1. Turning nofollow back on will probably not decrease your comment spam. You had comment spam before you turned off nofollow, and you will continue to have it if you turn it back on. The reason those of us who turned it off in the first place did so was that we had come to the conclusion that it was not effective in preventing spam in the first place.

2. Even if having nofollow turned off does increase your comment spam a little bit, isn’t it worth the extra moderation time? I place a high value on those who take the time to contribute to the discussion here and am glad to give them what little Google juice I can. Several extra minutes a day moderating comments is time well spent.

3. Ruthless comment moderation makes dealing with spam easier. I really appreciate Wendy’s extremely generous spirit and how she goes out of her way to research URLs left in comments to decide whether it should be deleted or not. As generous as I want to be, I just am not willing to take the time to do that. If a comment seems spammy, I delete the URL that was left, and have no problem doing it. It’s usually relatively easy to tell the difference. I sometimes will take the time to visit the site, just to be sure, but if I don’t have time, I don’t worry about it. If the person is not commenting just to leave spam, they will be back and comment again. Even if they won’t, I don’t feel obligated to give them Google juice just because they left a single comment. Besides, the amount of Google juice you get from leaving a comment on a blog that has nofollow turned off, even one with a high page rank, is not enough to write home about. (see this article for more info on how that is calculated)

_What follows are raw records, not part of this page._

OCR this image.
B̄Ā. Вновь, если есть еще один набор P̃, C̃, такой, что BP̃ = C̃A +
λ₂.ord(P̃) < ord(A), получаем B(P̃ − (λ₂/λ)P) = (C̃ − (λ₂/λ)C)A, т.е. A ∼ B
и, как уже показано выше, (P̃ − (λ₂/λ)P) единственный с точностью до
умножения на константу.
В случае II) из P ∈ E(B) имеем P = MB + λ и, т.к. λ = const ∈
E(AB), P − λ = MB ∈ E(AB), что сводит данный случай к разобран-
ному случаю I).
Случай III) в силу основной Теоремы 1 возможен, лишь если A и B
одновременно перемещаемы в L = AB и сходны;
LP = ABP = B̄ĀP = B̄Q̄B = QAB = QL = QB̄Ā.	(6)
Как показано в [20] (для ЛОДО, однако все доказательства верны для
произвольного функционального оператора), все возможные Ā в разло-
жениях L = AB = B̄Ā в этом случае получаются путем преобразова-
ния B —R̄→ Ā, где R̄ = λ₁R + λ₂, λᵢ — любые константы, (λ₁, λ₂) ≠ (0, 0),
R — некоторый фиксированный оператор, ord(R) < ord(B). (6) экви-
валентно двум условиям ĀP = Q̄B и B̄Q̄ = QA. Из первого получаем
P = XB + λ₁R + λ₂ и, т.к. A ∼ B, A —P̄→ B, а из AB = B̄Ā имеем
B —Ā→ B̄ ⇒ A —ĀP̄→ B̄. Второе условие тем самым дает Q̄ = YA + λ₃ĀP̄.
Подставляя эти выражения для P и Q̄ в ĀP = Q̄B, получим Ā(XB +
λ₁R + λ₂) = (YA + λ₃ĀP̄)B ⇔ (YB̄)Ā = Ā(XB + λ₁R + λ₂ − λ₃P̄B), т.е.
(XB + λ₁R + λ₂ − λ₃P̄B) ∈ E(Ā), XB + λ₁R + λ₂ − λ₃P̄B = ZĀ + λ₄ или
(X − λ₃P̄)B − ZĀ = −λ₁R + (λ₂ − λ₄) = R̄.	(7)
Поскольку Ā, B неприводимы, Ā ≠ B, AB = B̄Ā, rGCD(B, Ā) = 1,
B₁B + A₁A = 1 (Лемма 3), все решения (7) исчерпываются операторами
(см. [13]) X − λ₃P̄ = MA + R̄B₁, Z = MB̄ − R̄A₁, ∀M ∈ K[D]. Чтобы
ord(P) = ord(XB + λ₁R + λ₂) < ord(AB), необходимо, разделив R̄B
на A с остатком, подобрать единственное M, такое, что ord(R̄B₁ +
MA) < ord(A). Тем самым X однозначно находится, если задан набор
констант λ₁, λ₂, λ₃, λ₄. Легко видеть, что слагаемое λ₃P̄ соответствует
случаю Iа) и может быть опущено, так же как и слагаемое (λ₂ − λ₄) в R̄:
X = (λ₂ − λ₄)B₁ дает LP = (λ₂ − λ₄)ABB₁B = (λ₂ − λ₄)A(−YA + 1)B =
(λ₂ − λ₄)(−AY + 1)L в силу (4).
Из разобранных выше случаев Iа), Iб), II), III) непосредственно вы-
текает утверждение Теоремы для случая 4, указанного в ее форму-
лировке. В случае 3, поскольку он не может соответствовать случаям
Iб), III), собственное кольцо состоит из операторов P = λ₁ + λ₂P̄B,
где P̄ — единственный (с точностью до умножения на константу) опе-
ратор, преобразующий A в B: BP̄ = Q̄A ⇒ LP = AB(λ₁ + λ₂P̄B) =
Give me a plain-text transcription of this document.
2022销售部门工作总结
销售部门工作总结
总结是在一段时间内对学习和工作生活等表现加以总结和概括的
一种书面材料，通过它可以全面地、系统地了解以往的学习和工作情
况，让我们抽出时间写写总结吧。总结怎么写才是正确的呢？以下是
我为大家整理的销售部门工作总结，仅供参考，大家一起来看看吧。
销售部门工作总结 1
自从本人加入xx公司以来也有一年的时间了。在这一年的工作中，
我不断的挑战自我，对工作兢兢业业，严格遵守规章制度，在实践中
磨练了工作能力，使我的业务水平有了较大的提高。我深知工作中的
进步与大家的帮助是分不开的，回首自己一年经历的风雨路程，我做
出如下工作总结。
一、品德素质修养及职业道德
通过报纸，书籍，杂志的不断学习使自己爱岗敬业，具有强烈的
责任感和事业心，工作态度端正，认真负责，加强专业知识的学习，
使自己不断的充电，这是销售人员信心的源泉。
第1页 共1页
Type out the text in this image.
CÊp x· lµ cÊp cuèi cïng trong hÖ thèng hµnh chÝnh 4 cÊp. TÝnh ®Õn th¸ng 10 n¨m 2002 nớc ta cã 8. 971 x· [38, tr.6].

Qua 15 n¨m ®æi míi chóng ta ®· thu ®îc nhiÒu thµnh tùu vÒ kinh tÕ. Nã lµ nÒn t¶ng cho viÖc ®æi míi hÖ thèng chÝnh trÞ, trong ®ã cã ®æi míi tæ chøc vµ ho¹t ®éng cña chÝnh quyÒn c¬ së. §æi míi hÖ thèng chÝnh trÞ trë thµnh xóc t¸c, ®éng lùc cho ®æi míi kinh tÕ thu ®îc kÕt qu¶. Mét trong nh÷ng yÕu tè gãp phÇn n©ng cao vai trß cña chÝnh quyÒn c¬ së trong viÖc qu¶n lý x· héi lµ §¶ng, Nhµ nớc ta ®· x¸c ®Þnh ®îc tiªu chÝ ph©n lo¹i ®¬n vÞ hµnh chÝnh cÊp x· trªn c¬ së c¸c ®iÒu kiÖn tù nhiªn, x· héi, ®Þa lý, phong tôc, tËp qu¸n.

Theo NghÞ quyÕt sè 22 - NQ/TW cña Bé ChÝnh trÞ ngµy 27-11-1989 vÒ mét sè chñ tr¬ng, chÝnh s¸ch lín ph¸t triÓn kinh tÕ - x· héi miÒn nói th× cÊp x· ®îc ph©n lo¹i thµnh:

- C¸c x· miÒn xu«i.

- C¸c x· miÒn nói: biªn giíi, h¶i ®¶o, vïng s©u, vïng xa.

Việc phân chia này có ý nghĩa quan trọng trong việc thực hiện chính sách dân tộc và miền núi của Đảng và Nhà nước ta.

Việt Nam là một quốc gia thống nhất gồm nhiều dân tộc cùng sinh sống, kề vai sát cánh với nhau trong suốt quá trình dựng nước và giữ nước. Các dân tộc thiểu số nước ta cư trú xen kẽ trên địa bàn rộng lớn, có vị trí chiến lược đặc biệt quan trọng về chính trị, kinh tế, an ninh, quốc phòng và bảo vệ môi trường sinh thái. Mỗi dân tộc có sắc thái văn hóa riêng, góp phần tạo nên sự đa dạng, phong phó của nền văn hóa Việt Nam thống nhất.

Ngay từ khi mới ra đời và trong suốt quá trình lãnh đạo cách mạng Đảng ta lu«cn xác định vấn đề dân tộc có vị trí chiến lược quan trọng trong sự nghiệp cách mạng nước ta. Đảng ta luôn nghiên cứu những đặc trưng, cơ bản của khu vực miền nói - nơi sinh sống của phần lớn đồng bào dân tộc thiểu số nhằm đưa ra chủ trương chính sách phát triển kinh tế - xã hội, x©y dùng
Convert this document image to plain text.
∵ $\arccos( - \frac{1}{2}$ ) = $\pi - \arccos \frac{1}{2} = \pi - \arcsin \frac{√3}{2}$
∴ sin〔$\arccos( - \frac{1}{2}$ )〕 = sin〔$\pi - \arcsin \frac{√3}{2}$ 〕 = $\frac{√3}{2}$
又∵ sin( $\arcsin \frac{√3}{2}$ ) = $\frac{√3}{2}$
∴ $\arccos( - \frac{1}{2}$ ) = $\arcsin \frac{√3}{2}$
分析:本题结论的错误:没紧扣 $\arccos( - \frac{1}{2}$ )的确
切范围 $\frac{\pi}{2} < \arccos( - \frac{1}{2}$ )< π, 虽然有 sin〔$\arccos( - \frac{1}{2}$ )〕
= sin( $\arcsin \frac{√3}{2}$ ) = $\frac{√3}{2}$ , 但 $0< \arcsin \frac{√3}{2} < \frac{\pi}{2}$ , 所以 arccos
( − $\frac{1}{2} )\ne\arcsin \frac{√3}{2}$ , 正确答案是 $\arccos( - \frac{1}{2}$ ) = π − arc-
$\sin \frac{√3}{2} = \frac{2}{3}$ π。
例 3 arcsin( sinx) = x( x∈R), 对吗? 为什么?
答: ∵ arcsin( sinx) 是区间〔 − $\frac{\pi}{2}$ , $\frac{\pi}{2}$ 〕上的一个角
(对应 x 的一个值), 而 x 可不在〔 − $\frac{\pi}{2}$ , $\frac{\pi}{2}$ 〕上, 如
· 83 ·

All that being said, the problems that bloggers like Wendy deals with are on a much larger scale than most of us have to worry about. Even if one of the trolls gets multiple comments through on my blog and then redirects them to a nasty site, I can’t imagine it would cause Google to drop me. If I had to spend more than about an extra 15 minutes a day moderating comments, I would probably switch from using the Semilogic plugin to using the Link Love plugin, that sets a certain threshold for number of comments left before they are followed.

Here’s the bottom line: I guess it’s possible I’m being naive, but I just don’t think it’s enough of a problem to worry over for most bloggers. Moderate comments, zap the questionable ones and if a few get through… oh well. Tell me, am I being naive? Should I be more concerned?